(Family Features) - Chef Todd English of Olives restaurant fame worked with the Grain Foods Foundation to create signature barbeque sandwich recipes that offer a new take on traditional backyard favorites.
"Bread is as essential to barbeque as the meat on the grill," English says. "Adding the right kind of bread, bun or roll enhances the taste of your barbeque creation."
Fire Up the Grill!
Celebrating 1.4 Million Years of Barbecue
Yes, it's true - the backyard art of barbeque can be traced back to the cavemen. In fact, our ancestors starting barbequing before they started talking - that's how vital the act of roasting food over an open fire has been to our existence. Anthropologists say cavemen may have started roasting meat some 1.4 million years ago.

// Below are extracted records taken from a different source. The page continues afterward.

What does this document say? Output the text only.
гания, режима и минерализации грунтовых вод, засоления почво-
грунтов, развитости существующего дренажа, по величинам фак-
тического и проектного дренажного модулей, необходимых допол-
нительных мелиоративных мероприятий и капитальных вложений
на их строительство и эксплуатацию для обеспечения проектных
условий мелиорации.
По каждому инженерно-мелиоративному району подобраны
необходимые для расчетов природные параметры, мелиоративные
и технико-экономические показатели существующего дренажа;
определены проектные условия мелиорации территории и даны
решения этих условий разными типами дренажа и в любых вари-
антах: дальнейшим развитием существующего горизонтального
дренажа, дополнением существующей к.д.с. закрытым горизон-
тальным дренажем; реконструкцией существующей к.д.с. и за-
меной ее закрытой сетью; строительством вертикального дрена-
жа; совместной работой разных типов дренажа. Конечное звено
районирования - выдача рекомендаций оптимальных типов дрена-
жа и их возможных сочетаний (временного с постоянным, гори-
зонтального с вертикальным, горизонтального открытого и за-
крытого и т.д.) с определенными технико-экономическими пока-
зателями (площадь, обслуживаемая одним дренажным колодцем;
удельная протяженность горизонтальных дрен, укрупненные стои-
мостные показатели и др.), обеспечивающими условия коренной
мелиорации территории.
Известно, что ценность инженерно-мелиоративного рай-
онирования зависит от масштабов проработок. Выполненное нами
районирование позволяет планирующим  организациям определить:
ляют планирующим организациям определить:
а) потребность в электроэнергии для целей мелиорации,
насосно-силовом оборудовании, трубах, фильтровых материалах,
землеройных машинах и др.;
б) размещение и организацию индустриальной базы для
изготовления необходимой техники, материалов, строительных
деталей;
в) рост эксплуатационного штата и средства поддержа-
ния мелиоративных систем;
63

One of the greatest barbeque innovations in human history was the creation of bread some 10,000 years ago. For millennia, man had enjoyed barbeque with only his hands. Bread changed all that. Consider the hamburger, one of America's most popular barbeque creations. A hamburger would simply be a flat meatball if it wasn't for the bun to help keep ketchup off fingers. It's a simple fact: a barbeque isn't complete without the bun.
Bread also contributes a low-fat, low-calorie source of energy to the barbeque menu, according to Judi Adams, MS, RD and president of the Grain Foods Foundation. "Grains are essential to a healthy and well-balanced diet, and provide us with the energy we need to enjoy the great outdoors."